La prova che la gente vuole avere il diritto ad esprimersi direttamente su una questione così importante per il suo futuro sono proprio le firme raccolte quest’estate, chiunque può attaccare i movimenti referendari ora, quando il grosso del lavoro è stato fatto e siamo ormai prossimi al voto.

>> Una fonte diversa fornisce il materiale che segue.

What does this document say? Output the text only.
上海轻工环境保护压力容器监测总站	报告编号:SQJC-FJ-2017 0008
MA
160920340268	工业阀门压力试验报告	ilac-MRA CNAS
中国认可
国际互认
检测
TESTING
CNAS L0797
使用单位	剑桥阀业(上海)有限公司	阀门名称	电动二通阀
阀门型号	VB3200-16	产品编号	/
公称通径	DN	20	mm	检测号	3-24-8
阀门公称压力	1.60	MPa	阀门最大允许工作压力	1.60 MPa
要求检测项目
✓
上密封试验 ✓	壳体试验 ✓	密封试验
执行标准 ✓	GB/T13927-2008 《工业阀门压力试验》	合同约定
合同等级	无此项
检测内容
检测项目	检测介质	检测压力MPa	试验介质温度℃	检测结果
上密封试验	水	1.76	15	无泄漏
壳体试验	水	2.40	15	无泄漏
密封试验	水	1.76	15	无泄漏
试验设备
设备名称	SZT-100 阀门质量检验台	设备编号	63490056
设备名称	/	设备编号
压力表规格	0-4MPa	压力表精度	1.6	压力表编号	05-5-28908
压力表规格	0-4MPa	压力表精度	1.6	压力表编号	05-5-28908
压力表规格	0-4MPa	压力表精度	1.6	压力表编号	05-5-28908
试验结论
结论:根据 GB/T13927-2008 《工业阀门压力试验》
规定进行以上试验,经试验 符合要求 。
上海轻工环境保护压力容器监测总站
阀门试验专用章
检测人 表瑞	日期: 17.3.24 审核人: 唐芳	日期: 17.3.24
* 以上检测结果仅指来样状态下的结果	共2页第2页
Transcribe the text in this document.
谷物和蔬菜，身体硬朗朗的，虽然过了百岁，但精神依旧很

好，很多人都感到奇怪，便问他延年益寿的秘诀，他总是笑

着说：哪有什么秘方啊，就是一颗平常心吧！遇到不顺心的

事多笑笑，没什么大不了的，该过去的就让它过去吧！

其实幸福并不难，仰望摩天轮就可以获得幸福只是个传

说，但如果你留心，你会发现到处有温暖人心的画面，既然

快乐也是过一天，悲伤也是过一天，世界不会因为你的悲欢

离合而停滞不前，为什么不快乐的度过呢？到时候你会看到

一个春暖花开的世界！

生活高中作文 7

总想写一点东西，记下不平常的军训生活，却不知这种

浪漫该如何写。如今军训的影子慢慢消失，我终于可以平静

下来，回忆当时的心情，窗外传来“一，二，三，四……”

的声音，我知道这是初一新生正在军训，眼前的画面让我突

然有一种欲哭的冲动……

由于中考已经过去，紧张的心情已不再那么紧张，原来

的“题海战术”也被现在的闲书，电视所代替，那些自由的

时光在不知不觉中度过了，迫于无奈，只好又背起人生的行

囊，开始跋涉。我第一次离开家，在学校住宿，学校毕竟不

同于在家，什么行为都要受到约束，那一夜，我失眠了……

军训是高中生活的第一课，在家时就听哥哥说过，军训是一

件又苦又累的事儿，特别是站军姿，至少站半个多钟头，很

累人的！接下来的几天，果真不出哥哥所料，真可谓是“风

E’ facile ora fare tanti bei discorsi di unità, dov’erano quando sono partiti i movimenti referendari? Perché non hanno mai chiesto di incontrare i Comitati per ragionare insieme a loro attorno a questa voglia di cambiamento? Perché solo ora vengono fuori dall’oblio con queste dichiarazioni? Cosa si teme? Che la gente prenda decisioni direttamente, senza intermediari di partito, quindi senza passare prima per il loro parere? Per giunta i politici presenti ieri in sala erano solo il Consigliere Regionale Reolon e i sindaci Massaro e Perenzin, assenti dunque Bond e Toscani, una conferenza stampa su un documento, privata dei suoi principali sottoscrittori. Non è colpa nostra se i rappresentanti politici bellunesi non hanno ottenuto risultati per l’autonomia, a Roma o Venezia, ma di chi è piuttosto la responsabilità? Non crediamo certo sia dei Comitati referendari, composti da semplici cittadini. Il problema sta invece nella struttura stessa della rappresentanza: non conteremo mai nulla finchè avremo solo 3 rappresentanti su 60 nel Consiglio regionale Veneto. A oltre un anno dall’approvazione dello Statuto del Veneto non è ancora iniziato il processo per rendere quel documento veramente effettivo: quanto dobbiamo aspettare ancora? Perché non è stato presentato nemmeno un progetto di legge regionale? Se si è arrivati ad indire i referendum è anche perché i nostri rappresentanti non hanno saputo portare avanti compatti la voce dei bellunesi in Regione, senza logiche di partito, ma piuttosto con quelle della gente di montagna, come fanno invece egregiamente in Trentino ed ancor meglio in Alto Adige.

Richiamarsi, per legittimare l’attacco ai Comitati, alla manifestazione del 24 ottobre 2012 “Salviamo la Provincia” è ipocrita ed inutile. Le stesse persone che hanno promosso i referendum hanno partecipato compatte alla manifestazione ed erano sulle montagne bellunesi per dare il via ai falò, a differenza di quanti si riempiono ora la bocca di belle parole e discorsi. Facile cavalcare a posteriori l’onda del successo. E’ bene che si capisca una cosa: a prescindere da come andranno i referendum e da cosa sarà fatto per rovinare il gran lavoro fatto fin qui, i bellunesi si stanno svegliando, i giovani si stanno rendendo conto di cosa si può fare lavorando insieme e se si crede veramente in qualcosa.

Il nostro sogno è quello di vivere in un territorio che sostenga veramente la vita in montagna e per far questo riteniamo indispensabile creare tutti i presupposti per la creazione di un’area Dolomitica, in cui tutto ciò possa diventare possibile.